# Extreme birdhouses and more from reclaimed wood.



## cranbrook2 (Jan 4, 2006)

hi everyone . here are some pictures of some of the things i build from reclaimed barnwood.     

http://community.webshots.com/user/cranbrook2


----------



## kenny k (Mar 16, 2006)

hay cranbrook those bird houses are awsome


----------



## cranbrook2 (Mar 19, 2006)

Thank you Kenny


----------



## milehigh_woodcrafter (Apr 5, 2006)

those are very nice.  i am researching what size holes for which birds and interior space and blah blah to attract our feathered friends to help my mother make some birdhouses for the nursing home she's at.


----------



## Square Eye (May 12, 2006)

Cranbrook2's version.







My kids version.






Stop laughing Cranbrook2.


The kids had fun, we've got 6 more to go.


----------



## woodworkingmenace (May 12, 2006)

If ya feel the need to build a full scale version... 

Those things look better than my HOUSE does!!

Man, those tweedies have all the luck!

Jesse


----------



## cranbrook2 (May 12, 2006)

LOL Thank you guys 
 i just built 3 more this week but they are a little easier to build and smaller.
 i am going to design How to patterns for anyone  who wants to  build them. 
  thanks 
         john
http://www.cranbrookcreations.com


----------



## inspectorD (May 14, 2006)

I like the open porch one myself...Why so many?
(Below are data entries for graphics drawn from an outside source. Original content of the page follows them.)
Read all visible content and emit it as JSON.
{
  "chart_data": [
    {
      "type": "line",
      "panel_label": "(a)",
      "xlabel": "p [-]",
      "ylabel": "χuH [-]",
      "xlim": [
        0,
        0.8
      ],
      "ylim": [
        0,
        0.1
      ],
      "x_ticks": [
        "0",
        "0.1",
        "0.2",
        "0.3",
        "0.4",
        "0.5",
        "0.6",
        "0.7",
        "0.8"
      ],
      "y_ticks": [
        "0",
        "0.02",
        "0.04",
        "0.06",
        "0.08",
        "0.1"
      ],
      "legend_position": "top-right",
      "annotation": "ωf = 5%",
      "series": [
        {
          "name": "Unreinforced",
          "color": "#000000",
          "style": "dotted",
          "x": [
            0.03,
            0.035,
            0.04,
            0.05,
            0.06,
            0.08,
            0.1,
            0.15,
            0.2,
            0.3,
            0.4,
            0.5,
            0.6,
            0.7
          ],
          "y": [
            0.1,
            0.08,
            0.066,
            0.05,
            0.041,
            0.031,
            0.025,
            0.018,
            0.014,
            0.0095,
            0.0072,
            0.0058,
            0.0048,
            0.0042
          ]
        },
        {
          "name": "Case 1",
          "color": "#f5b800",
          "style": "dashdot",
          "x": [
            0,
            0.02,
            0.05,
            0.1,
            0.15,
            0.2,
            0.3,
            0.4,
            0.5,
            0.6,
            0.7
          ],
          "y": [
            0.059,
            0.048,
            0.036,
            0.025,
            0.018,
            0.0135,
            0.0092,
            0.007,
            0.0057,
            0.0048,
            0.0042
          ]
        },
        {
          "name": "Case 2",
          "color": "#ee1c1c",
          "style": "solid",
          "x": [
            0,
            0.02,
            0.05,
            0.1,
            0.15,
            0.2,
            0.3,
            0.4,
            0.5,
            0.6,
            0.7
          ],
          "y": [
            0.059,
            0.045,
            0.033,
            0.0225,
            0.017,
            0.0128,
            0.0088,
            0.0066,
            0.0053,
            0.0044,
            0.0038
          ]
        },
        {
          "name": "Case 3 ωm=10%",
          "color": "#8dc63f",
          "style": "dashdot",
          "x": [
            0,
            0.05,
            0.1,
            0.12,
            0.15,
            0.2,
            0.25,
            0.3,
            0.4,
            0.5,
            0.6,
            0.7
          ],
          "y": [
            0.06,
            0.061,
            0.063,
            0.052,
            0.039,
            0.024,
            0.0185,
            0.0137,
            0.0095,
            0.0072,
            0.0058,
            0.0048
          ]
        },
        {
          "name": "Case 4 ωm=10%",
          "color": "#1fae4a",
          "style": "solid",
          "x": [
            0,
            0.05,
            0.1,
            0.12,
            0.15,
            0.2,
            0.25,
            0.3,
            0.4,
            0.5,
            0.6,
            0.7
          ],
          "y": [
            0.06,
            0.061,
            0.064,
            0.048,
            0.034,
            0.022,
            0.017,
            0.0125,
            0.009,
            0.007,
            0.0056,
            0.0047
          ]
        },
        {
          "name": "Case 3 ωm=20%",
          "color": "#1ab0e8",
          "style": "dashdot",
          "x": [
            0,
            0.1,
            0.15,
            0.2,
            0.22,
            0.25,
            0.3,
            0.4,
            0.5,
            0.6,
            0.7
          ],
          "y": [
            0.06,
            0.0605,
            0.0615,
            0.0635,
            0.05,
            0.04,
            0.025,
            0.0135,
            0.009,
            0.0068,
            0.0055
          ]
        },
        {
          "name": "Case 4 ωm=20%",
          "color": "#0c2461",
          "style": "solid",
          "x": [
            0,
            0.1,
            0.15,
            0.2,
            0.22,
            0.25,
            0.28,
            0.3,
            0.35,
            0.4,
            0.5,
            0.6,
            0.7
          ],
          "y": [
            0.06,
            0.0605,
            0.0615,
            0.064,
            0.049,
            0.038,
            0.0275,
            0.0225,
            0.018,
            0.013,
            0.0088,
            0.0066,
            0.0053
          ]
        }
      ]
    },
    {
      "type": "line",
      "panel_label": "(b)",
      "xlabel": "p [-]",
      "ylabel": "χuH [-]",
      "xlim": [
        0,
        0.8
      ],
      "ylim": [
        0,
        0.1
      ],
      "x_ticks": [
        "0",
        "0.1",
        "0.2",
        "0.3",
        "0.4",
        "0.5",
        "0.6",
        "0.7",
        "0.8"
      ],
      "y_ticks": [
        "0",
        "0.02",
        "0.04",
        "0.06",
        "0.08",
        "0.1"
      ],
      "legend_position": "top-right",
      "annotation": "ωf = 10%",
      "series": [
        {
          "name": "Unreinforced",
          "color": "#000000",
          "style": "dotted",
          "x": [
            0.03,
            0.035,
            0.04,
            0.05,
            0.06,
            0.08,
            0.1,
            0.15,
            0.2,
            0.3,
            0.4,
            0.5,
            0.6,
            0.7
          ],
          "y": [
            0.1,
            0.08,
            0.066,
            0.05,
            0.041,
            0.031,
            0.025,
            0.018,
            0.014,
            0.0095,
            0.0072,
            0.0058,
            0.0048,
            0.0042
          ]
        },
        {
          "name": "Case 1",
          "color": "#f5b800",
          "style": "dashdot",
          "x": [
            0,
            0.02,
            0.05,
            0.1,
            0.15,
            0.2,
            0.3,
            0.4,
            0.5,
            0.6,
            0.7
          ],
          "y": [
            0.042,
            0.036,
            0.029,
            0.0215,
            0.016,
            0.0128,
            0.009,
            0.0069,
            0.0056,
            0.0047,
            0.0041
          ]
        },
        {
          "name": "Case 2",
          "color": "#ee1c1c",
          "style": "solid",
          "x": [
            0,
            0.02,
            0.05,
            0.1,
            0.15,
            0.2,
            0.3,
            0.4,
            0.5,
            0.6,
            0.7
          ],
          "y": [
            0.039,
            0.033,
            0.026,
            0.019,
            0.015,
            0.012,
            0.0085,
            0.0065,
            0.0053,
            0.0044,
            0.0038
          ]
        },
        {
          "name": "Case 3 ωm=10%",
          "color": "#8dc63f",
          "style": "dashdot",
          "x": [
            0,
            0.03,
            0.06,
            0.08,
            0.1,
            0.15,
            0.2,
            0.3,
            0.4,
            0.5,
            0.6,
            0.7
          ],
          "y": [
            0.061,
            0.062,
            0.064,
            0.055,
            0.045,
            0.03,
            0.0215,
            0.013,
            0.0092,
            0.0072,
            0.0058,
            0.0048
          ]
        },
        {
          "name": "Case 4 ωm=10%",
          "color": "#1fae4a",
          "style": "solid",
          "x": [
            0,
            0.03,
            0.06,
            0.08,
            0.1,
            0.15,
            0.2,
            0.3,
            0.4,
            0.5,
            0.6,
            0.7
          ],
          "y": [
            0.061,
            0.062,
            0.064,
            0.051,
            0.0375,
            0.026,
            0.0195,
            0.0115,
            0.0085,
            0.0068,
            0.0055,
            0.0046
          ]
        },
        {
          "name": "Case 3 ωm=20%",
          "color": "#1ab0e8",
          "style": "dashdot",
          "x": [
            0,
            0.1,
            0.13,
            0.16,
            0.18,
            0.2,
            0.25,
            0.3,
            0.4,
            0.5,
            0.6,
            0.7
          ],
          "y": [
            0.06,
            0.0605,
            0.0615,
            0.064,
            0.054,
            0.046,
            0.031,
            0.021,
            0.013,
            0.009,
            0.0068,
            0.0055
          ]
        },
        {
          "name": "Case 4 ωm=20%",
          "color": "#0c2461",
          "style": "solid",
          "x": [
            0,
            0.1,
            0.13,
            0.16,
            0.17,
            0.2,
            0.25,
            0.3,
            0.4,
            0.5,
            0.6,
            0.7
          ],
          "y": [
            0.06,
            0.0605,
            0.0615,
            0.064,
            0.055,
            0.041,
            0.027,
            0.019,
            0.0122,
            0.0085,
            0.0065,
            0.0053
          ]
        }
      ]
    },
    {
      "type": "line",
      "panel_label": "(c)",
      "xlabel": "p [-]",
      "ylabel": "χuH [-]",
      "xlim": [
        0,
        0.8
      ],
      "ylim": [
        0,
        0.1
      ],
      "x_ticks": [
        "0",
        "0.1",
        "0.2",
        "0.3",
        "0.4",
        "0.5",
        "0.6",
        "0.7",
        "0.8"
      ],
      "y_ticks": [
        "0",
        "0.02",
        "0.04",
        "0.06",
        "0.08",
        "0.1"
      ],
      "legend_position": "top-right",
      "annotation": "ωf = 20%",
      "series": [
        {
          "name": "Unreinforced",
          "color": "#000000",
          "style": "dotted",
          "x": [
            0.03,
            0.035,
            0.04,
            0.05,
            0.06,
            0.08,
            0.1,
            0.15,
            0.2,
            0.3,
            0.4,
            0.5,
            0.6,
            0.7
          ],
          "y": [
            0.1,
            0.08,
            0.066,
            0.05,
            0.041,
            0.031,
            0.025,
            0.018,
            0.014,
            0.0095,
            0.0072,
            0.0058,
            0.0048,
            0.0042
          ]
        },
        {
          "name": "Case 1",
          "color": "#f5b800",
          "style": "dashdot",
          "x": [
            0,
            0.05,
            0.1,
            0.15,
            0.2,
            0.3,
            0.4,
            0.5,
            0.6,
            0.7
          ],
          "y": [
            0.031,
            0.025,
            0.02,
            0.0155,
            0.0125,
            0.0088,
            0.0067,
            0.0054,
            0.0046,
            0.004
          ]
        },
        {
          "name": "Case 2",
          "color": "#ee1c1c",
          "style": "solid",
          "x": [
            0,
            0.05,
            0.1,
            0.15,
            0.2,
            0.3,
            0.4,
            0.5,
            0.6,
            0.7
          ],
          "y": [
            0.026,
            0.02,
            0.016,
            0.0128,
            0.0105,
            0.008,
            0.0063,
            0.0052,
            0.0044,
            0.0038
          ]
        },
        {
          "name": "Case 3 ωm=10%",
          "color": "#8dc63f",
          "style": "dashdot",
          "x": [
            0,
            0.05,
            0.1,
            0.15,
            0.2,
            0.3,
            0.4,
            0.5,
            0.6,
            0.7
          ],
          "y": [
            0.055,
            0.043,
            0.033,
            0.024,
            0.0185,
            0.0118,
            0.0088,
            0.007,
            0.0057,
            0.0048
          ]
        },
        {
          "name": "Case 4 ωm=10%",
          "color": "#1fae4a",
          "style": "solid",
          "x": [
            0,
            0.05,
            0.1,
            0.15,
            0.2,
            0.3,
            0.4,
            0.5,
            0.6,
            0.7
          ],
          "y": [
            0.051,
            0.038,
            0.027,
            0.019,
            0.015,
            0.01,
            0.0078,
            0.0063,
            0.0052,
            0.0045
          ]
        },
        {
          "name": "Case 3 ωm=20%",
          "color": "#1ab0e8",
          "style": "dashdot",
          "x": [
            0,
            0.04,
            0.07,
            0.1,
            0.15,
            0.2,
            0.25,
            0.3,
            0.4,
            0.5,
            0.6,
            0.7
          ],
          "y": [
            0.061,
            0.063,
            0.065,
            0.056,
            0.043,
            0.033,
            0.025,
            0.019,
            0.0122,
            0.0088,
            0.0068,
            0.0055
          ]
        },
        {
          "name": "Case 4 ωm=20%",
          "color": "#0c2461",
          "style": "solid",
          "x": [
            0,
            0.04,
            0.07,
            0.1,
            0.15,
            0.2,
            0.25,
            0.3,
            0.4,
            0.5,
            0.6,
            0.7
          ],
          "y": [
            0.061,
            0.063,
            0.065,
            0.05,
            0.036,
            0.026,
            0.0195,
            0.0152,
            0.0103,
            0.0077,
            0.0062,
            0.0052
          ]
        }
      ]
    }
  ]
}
Ebay sales pickin up?


----------



## cranbrook2 (May 15, 2006)

Here are a couple more i just finished last week. these houses are pretty simple  the first house is made from 60 yr old barn wood. it was run through the planer.  
the second house is made from 120 yr old barn wood that i got from my fire pit.


----------



## cranbrook2 (Jun 22, 2006)

Here is another extreme birdhouse almost complete. it is 6 ft wide and over 4 1/2 ft hgh.  
it is made from 120 yr old reclaimed barnwood. 
 the roof will be done with steel and 22 wood dormers. 
thanks for looking
 john


----------



## bethany14 (Jul 19, 2006)

I'm lovin your style 
How does one build the arbor?  What connects the wood pieces?  Where do you get your wood?  
I could spend a day picking your brain 
Thanks for sharing!


----------



## cranbrook2 (Jul 24, 2006)

Thank you Bethany
 I use spruce branches for the arbors.
 i predrill the wood then use 5" galvinized nails. i also use a finished nailer and screws for the smaller branches.

 The birdhouses are all made from old barn wood  
 it is all free wood. i also use a finish nailer for them.2 1/2" galv. nails

thanks again
 john


----------



## cranbrook2 (Jul 24, 2006)

here is my latest project.
it is a 10 ft diameter gazebo.


----------



## Square Eye (Jul 24, 2006)

As a fellow gazebo builder, I've got to say,,




click free


Good Job! It looks real nice Cranbrook2.


----------



## cranbrook2 (Jul 25, 2006)

Thanks Tom
 this one is a freebee i did for a neighbor. 
it is going to be loaded onto a hay wagon and moved about a mile from my house.
 thanks again
 john


----------